House Bill Bans Government Employee File Sharing

 
 
By Roy Mark  |  Posted 2010-03-26 Email Print this article Print
 
 
 
 
 
 
 

The Secure Federal File Sharing Act bans recreational use of P2P software on all federal computers, computer systems and networks including those belonging to government contractors.

The U.S. House of Representatives approved legislation March 25 that would place greater restrictions on the use of open network P2P software on all federal computers.

The Secure Federal File Sharing Act (H.R. 4098) makes important progress toward banning the recreational use of P2P software on all federal computers, computer systems and networks including those belonging to government contractors. The bill would also require the OMB (Office of Management and Budget) to approve legitimate uses of P2P software on a case-by-case basis and provide to Congress annually a list of agencies that are using P2P software and the intended purposes for using the software. 

On March 4, the Oversight Committee passed H.R. 4098 and sent it to the House floor for a final vote. The bill now moves to the Senate.

"We can no longer ignore the threat to sensitive government information, businesses and consumers that insecure peer-to-peer networks pose," bill sponsor Rep. Ed Towns (D-NY), said in a statement. "Securing federal computer files is critical to our national security. Congress acted today to protect the American people by helping to prevent inadvertent security breaches on insecure networks."

In 2009, several security breaches involving highly sensitive information were discovered and in some cases widely reported by the news media.
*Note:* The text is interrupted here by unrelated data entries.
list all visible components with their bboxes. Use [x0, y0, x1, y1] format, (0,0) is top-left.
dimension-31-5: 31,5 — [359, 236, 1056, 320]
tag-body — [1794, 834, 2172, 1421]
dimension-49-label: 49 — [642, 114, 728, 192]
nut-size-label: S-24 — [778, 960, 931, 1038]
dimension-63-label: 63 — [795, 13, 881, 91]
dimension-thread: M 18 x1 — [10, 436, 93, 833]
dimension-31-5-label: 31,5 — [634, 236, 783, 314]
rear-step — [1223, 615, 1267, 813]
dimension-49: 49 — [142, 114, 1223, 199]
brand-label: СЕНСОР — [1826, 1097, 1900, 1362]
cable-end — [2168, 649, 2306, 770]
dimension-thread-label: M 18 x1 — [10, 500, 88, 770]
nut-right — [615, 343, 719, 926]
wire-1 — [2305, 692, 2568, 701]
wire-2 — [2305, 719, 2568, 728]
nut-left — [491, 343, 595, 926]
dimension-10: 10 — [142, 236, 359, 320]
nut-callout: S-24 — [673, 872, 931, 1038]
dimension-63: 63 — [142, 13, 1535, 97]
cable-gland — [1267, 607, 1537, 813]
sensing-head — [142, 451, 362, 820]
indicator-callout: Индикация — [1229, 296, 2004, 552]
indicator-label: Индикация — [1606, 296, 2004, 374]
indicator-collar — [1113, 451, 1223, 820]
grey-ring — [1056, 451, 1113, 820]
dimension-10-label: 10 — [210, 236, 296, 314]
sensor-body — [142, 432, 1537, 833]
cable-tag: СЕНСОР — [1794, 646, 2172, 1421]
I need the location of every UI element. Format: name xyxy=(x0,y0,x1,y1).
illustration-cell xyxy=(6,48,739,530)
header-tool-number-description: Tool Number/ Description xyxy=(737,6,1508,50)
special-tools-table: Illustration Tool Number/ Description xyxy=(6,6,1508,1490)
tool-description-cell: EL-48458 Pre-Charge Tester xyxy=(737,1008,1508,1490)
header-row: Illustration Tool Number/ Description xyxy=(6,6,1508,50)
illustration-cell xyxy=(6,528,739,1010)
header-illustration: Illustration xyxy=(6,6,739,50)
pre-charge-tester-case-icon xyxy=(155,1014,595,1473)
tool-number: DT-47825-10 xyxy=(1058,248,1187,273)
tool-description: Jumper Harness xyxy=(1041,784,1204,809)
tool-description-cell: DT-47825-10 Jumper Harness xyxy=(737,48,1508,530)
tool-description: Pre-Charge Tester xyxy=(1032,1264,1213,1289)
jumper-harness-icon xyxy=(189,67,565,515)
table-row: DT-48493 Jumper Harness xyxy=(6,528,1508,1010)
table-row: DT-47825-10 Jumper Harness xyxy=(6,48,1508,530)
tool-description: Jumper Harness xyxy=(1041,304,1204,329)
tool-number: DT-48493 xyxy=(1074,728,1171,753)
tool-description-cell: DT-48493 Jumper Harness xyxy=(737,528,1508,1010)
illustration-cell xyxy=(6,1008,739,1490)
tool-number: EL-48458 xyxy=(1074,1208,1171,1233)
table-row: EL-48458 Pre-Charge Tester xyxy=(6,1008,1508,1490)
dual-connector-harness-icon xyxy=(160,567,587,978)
The leaks included a list of ongoing House Ethics Committee investigations, the wiring schematics for the "Marine One" helicopter that were downloaded in Iran and the release of sensitive information about U.S. military programs and troops.

"While I understand that peer-to-peer file sharing software offers great potential, the security risks of open network use on federal computers and systems far exceed that potential," said Towns.  "Because of our actions today, important safeguards are now in place to protect sensitive government information."